Adult rats subjected to thymectomy at birth recover poorly from CNS injury. Thymectomized rats (n = 18) were subjected to a partial crush injury of their optic nerves. One week before the optic nerve crush, 8 of these rats underwent spinal cord contusion (precontused ON crush; thymectomized) and 10 underwent a sham operation (ON crush; thymectomized). Two weeks after optic nerve injury the surviving neurons were labeled, and 5 d later the retinas were excised and their RGCs counted. Normal rats (n = 9) were subjected to optic nerve crush only (ON crush). The number of RGCs per square millimeter in each animal is shown. Thymectomy had a significant effect on RGC survival, both in the absence of previous contusion (p < 0.003) and in the precontused group (p < 0.01; t test).

Fig. 6.

Survival of retinal ganglion cells after optic nerve crush in transgenic mice overexpressing a receptor for anti-MBP T cells or anti-OVA T cells. All RGCs of both eyes of transgenic mice overexpressing a T cell receptor for MBP or a T cell receptor for OVA and of the corresponding wild-type mice were labeled with a stereotactically injected dye. Three days later the mice were subjected to a unilateral crush injury.
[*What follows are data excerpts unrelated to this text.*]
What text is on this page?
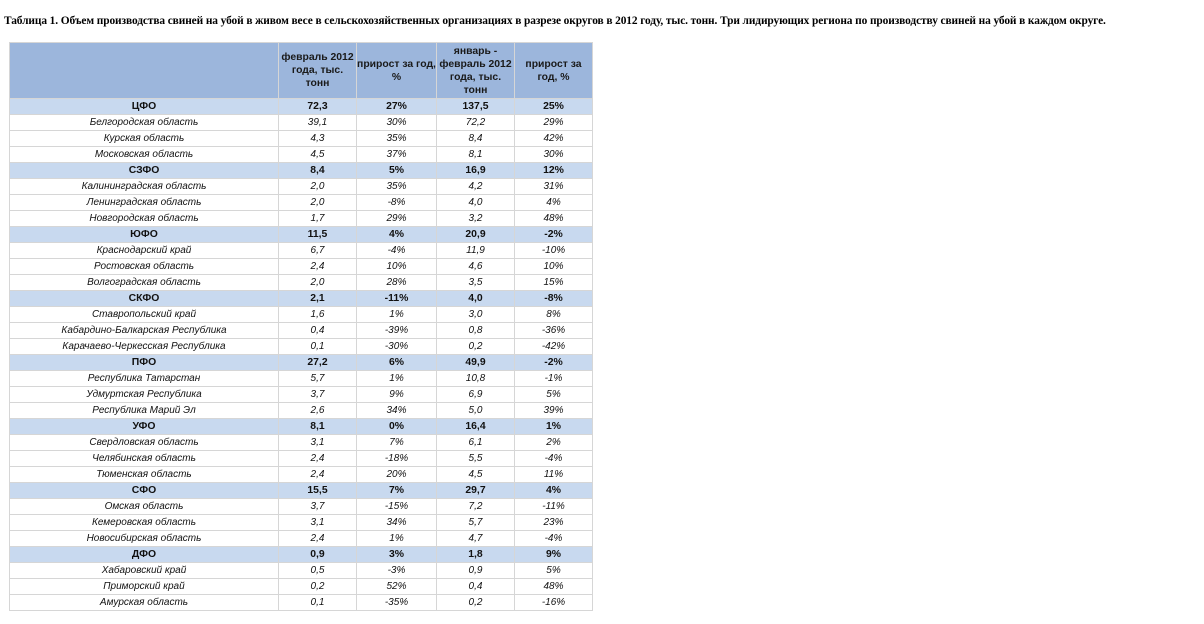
Таблица 1. Объем производства свиней на убой в живом весе в сельскохозяйственных организациях в разрезе округов в 2012 году, тыс. тонн. Три лидирующих региона по производству свиней на убой в каждом округе.
	февраль 2012 года, тыс. тонн	прирост за год, %	январь - февраль 2012 года, тыс. тонн	прирост за год, %
ЦФО	72,3	27%	137,5	25%
Белгородская область	39,1	30%	72,2	29%
Курская область	4,3	35%	8,4	42%
Московская область	4,5	37%	8,1	30%
СЗФО	8,4	5%	16,9	12%
Калининградская область	2,0	35%	4,2	31%
Ленинградская область	2,0	-8%	4,0	4%
Новгородская область	1,7	29%	3,2	48%
ЮФО	11,5	4%	20,9	-2%
Краснодарский край	6,7	-4%	11,9	-10%
Ростовская область	2,4	10%	4,6	10%
Волгоградская область	2,0	28%	3,5	15%
СКФО	2,1	-11%	4,0	-8%
Ставропольский край	1,6	1%	3,0	8%
Кабардино-Балкарская Республика	0,4	-39%	0,8	-36%
Карачаево-Черкесская Республика	0,1	-30%	0,2	-42%
ПФО	27,2	6%	49,9	-2%
Республика Татарстан	5,7	1%	10,8	-1%
Удмуртская Республика	3,7	9%	6,9	5%
Республика Марий Эл	2,6	34%	5,0	39%
УФО	8,1	0%	16,4	1%
Свердловская область	3,1	7%	6,1	2%
Челябинская область	2,4	-18%	5,5	-4%
Тюменская область	2,4	20%	4,5	11%
СФО	15,5	7%	29,7	4%
Омская область	3,7	-15%	7,2	-11%
Кемеровская область	3,1	34%	5,7	23%
Новосибирская область	2,4	1%	4,7	-4%
ДФО	0,9	3%	1,8	9%
Хабаровский край	0,5	-3%	0,9	5%
Приморский край	0,2	52%	0,4	48%
Амурская область	0,1	-35%	0,2	-16%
After 1 week the retinas were excised and whole mounted, and their labeled (surviving) RGCs were counted. The mean numbers of RGCs ± SEM in each group of transgenic mice are expressed here as percentages of the matched wild type. Survival of the injured mice overexpressing a T cell receptor for MBP (n = 10) was significantly higher than in the corresponding wild type (n = 10;p < 0.009), whereas in mice overexpressing a T cell receptor for OVA (n = 9) survival was lower than in the corresponding wild type (n = 10;p < 0.0003; t test).